27th July 2014 at 18:00

Dan O’Hara was one of a group of teenagers that worked at the recent Glasgow Commonwealth Games as press attaché for seven countries from Oceania. The opportunity came about through The Reporters’ Academy, which works with disaffected learners, young people in care and those it describes as “needing a leg up”. The Manchester-based charity provides training in journalism and media skills . Here, Dan explains what he got out of the experience.

Our responsibility was to produce and co-ordinate media for seven small countries in the Oceania region – Solomon Islands, Fiji, Samoa, Tonga, Norfolk Islands, Vanuatu and Kiribati – writing positive news articles and taking photographs to send back to the islands.

As part of the role, we had the honour of attending several spectacular and unforgettable sporting performances. The standout ones for the countries we were managing – including a gold medal for Kiribati weightlifter David Katoatau (being interviewed above by my fellow reporter Gemma Martin) – almost turned us into agents for the athletes we were representing, as they quickly became celebrities and we had to handle an unprecedented amount of media requests as a result.

We attended non-sporting events with the teams, too. I was at the Solomon Islands’ welcome ceremony, their gift-giving ceremony to Prince Imran – president of the Commonwealth Games Federation – and was privileged to take part in the opening and closing ceremonies.

I was also given an exclusive opportunity at the games: to photograph the visit of the Duke and Duchess of Cambridge and Prince Harry to the games village. I was one of only four photographers given access and I was lucky enough to capture a memorable moment for Team Fiji when Prince Harry played video games with them.

Away from the track, we were part of BBC TV's Tonight at the Games audience, where I saw stars that I had photographed winning medals hours earlier.

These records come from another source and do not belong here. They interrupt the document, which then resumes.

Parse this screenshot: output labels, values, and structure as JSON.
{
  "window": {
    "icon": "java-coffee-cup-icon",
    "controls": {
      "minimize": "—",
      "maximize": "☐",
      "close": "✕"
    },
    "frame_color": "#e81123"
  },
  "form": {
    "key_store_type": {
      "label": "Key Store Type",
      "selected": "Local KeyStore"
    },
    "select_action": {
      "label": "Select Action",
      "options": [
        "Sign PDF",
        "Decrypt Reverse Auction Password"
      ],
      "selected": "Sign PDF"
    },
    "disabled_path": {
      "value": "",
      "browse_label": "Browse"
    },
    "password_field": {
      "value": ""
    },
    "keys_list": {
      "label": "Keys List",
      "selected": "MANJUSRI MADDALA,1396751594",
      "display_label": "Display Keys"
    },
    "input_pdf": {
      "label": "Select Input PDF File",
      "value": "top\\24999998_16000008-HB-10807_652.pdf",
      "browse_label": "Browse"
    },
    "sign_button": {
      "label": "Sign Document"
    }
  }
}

The whole experience was incredibly useful. Aside from developing my media skills – and processing over 150GB worth of photographs – I have learnt about other cultures and ways of life, and found out exactly what sport means to people from some of the world’s smallest nations.

The Reporters' Academy will soon be launching a BTec in sports journalism, a hands-on course that offers the chance to work at the 2016 Rio Olympics Games or 2018 Commonwealth Games in Australia's Gold Coast.